Saturday, June 09, 2007

A Workforce That's Never Seen Mac OS 9

I spent some time yesterday with a recent grad who is interviewing for a design position with IndustryNext. For some reason, I got the idea to ask him if he'd ever used a Mac before OS X. "Nope," he said, "I've been OS X all the way."

Damn, man. I'll resist the temptation to get melodramatic about feeling old or to reminisce about walking uphill both ways, hacking Think C and Think Pascal code for the old MacOS, with Inside Macintosh open on my lap 'cause there was no "line" for online docs to be "on."

Actually, the emergence into the workforce of a generation that knows only OS X means that Steve Jobs, for all his quirks, has pulled off something pretty amazing. Namely, making OS X successful enough for long enough that students are graduating who don't know anything about Apple's troubled bad ol' days.

I'm still ambivalent about Apple and Mac OS X, though. Great accomplishments include the design (both software and industrial), the first POSIX compatible BSD OS that your mom wants to use, and the first mass-market OS with a native OO API...

At the same time, Apple is still a high-maintenance partner with serious control issues.

Things have improved since the "authorized repair" racket in the 80s, where Apple required personnel to confiscate hardware if there were signs you had tried to install it yourself or put in something that hadn't been blessed by Cupertino (creating ethical dilemmas aplenty for the geeks with the case crackers and screwdrivers, at least where I lived). But vestiges of the program were still in force for factory repairs, at least up to the point just before OS X was released. And after that, there has been an unending series of minor scandals.

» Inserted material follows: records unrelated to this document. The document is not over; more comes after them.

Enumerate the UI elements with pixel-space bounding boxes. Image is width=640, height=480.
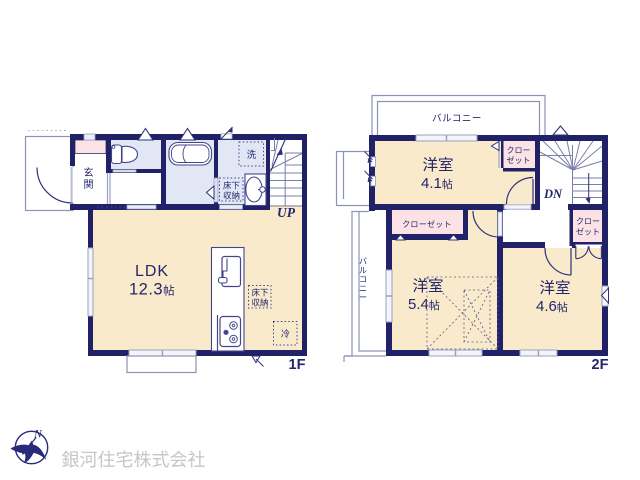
svg-text:冷: 冷 xyxy=(281,328,290,339)
svg-text:床下: 床下 xyxy=(251,288,269,298)
svg-text:バ: バ xyxy=(359,257,367,266)
svg-text:クロー: クロー xyxy=(507,146,531,155)
svg-text:ニ: ニ xyxy=(359,284,367,293)
svg-text:洋室: 洋室 xyxy=(539,279,570,297)
svg-text:2F: 2F xyxy=(592,357,609,373)
svg-text:玄: 玄 xyxy=(84,166,94,179)
svg-text:銀河住宅株式会社: 銀河住宅株式会社 xyxy=(62,450,206,470)
svg-text:ゼット: ゼット xyxy=(507,155,531,165)
svg-text:コ: コ xyxy=(359,275,367,284)
svg-text:クロー: クロー xyxy=(576,217,600,226)
svg-text:ゼット: ゼット xyxy=(576,227,600,237)
svg-text:関: 関 xyxy=(84,179,94,191)
svg-text:洋室: 洋室 xyxy=(422,156,453,174)
svg-text:1F: 1F xyxy=(289,357,306,373)
svg-text:ル: ル xyxy=(359,266,367,275)
svg-text:洋室: 洋室 xyxy=(412,277,443,295)
svg-text:収納: 収納 xyxy=(251,298,268,308)
svg-text:床下: 床下 xyxy=(223,181,241,191)
svg-text:バルコニー: バルコニー xyxy=(432,114,482,125)
svg-text:DN: DN xyxy=(543,187,563,201)
svg-text:クローゼット: クローゼット xyxy=(402,219,452,229)
svg-text:ー: ー xyxy=(359,293,367,302)
svg-text:LDK: LDK xyxy=(135,263,169,280)
svg-text:洗: 洗 xyxy=(247,149,257,161)
svg-text:収納: 収納 xyxy=(223,191,240,201)
svg-text:UP: UP xyxy=(277,205,296,220)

To be fair, selling high-end product in a Wal-Mart world is a tough gig. More power to 'em for trying. And nostalgia aside, if a new generation of designers doesn't know or care about the Mac legacy, good for them. Let's hope that their ignorance of the past opens their minds to new possibilities for the next generation of products.

1 comment:

Anonymous said...

Having not seen System 7 and the spatial Finder is a shame. (FTFF!)

http://arstechnica.com/articles/paedia/finder.ars

Maybe I came late to the party (1988), but as a Torx screwdriver owner, part time lab maintainer (and upgrader), and campus (Apple) computer store employee for four years, I never saw or heard of confiscation of hardware. Certainly refusing service for unauthorized upgrades happened then and happens now, but nothing more drastic than that.